March 2020 Market Commentary

Paul Cappelli, Portfolio Manager

April 1, 2020

The global pandemic caused by the novel Coronavirus will leave us looking back on March 2020 as yet another turning point that changes the way we think and live. Like 9/11 and the Financial Crisis of 2008, current events will once again bring forth a paradigm shift in how we approach our lives both socially and economically. It is times like these that often bring out the best in human ingenuity, propelling us to new heights with technological advancements that establish better living standards in the years and decades to come. Over the past decade, we have witnessed never-before-seen advancements in technology within the context of globalization. One of those advancements was bitcoin, born out of concerns created by the Financial Crisis of 2008. Today, bitcoin is no longer a financial experiment. It is a global asset over ten years old with a market cap of ~$200 BN, and it may finally be ready to take center stage in a world of rapidly changing monetary policy and currency debasement. As you read through the below recap of the past month, think about the future of money, bitcoin’s place in the portfolio, and the intersection of traditional investments with digital assets.

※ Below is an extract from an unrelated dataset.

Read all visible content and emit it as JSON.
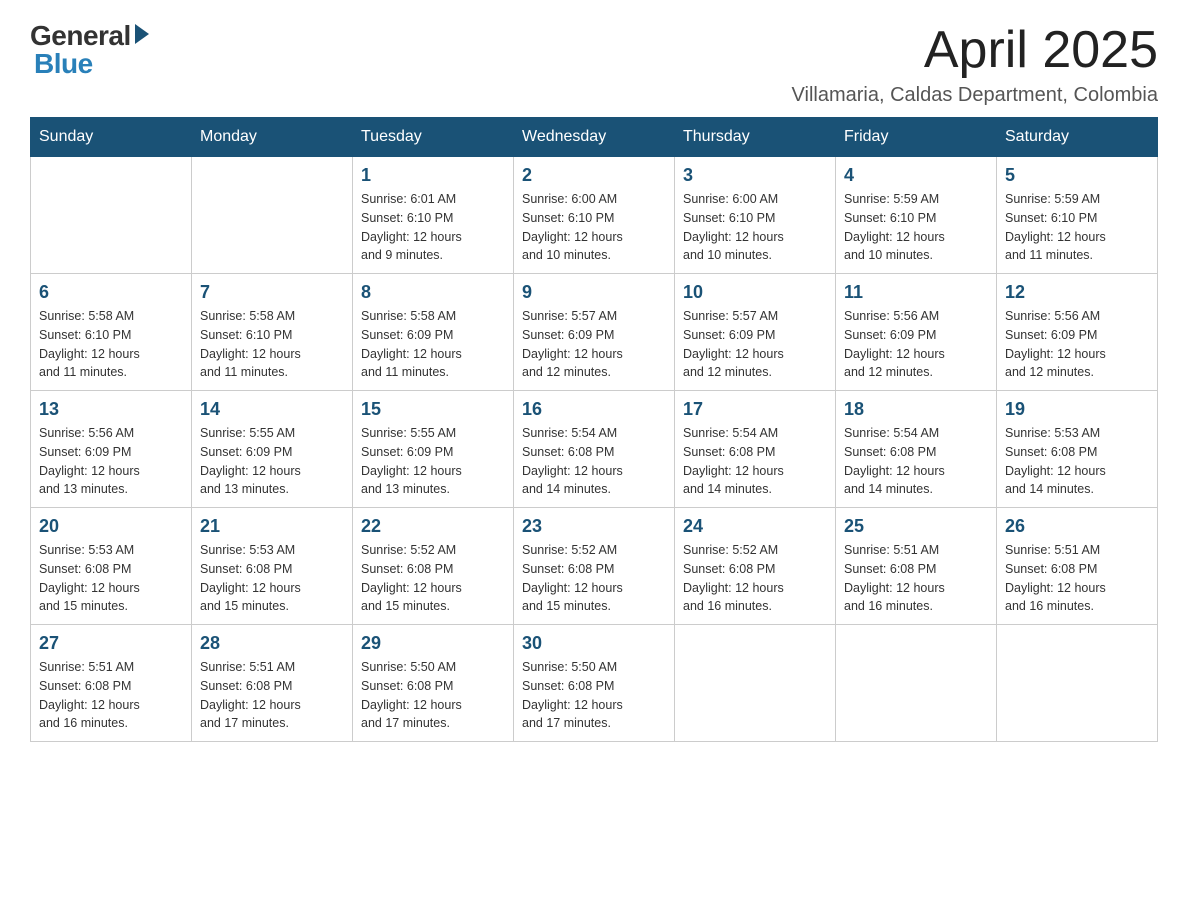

After a volatile sell-off close to February, global markets continued the trend entering March as the seriousness of the Coronavirus pandemic began to take hold. The number of COVID-19 cases and deaths rose daily as nations began to accept the grim reality of what could lie ahead. Businesses and schools closed, jobs were lost en masse seemingly overnight, home confinement was necessary, and our very way of life itself came into question. Despite stocks moving lower in volatile fashion while the DOW and S&P 500 tried to shrug off large percentage moves with U.S. Treasury yields plummeting, bitcoin weathered the storm into the first weekend of the month trading in a relatively tight range between $8600 – $9100 amidst strong volumes.

When the week of March 9th opened it seemed no asset anywhere was safe. Cash became king once again as all assets correlated to one. The U.S. 10 Year note yield hit an all-time low of 33bps amidst an unprecedented global sell-off that saw markets turn red and leverage leave the financial system at a feverish pace. As our nation’s leaders began to focus on public safety, preparing our healthcare system, and sending non-essential employees home, uncertainty brought the markets to a feeling of peak fear on March 12th.

Bitcoin then hit its lowest point since February of 2019, briefly trading below the $4000 level on the evening of March 12th before stabilizing in the $5500 range, eventually leading to a recovery to close the month above $6400. Volumes soared north of $5 BN on real exchanges and remained elevated in the days following the move. Lending markets saw supply dry up and demand increase as rates to borrow shot up nearly three times their recent average to 12%. Futures also leveled off during this time. The aggressive price drop in the spot market was likely the combination of a few key factors: panic selling after U.S. equities closed, nearly $1 BN of deleveraging on large BTC exchanges (some offered 50x – 100x leverage), and rumors that some key exchanges were having issues with deposits and withdrawals.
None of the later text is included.